The DGAD only recommends anti-dumping duty and it is the revenue department which imposes the import restrictive levy.
There are 34 producers of jute products in India who are members of the IJMA. As many as 15 Indian producers have "expressly supported" the petition and have provided injury information. Further, 14 companies have supported the petition.
Jute is a natural and an eco-friendly fiber, which comes from the inner bark of plants. The broad usages of jute include packaging, geo-textiles, protection of rooting plants, making of cloths, bags, wrapping, boot and shoe lining.

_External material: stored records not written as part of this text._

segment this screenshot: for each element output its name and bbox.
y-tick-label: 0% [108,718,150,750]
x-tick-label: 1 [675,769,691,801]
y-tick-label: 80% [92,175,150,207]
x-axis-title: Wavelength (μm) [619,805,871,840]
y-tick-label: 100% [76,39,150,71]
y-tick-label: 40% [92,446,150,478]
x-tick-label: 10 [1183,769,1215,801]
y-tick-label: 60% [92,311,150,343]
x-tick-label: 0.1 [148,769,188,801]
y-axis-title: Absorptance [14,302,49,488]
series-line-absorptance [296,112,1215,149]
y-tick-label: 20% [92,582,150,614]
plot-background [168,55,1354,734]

It is also used to make ropes, strings, upholstery foundation, curtains and furnishing fabrics. Jute can also be mixed with wool for fine yarn and fabric production.
Jute production is estimated at 102.84 lakh bales (180 kgs each) against the target of 110 lakh bales set for the crop year 2015-16 (July-June), as per the first advance estimate of the Agriculture Ministry.
06 October 2015
Source: The Hindu - Business Line
Jute bags could be considered for packaging tea also
The option of using jute bags to package tea can be explored in the coming days, Jute Commissioner, Subrata Gupta, said here late on Monday evening.
Speaking on the sidelines of the annual general meeting of the Tea Association of India, Gupta said "food-grade packing material" for coffee and cocoa has already been developed and options can be explored to extend the same to tea.
“We have developed food-grade packaging material for coffee and cocoa. Now the opportunity may well be explored to package teas,” he said.
Under the prevalent Jute Packaging Act, 1987, the use of jute bags is mandatory for packing foodgrain and other material weighing beyond 25 kg (a package).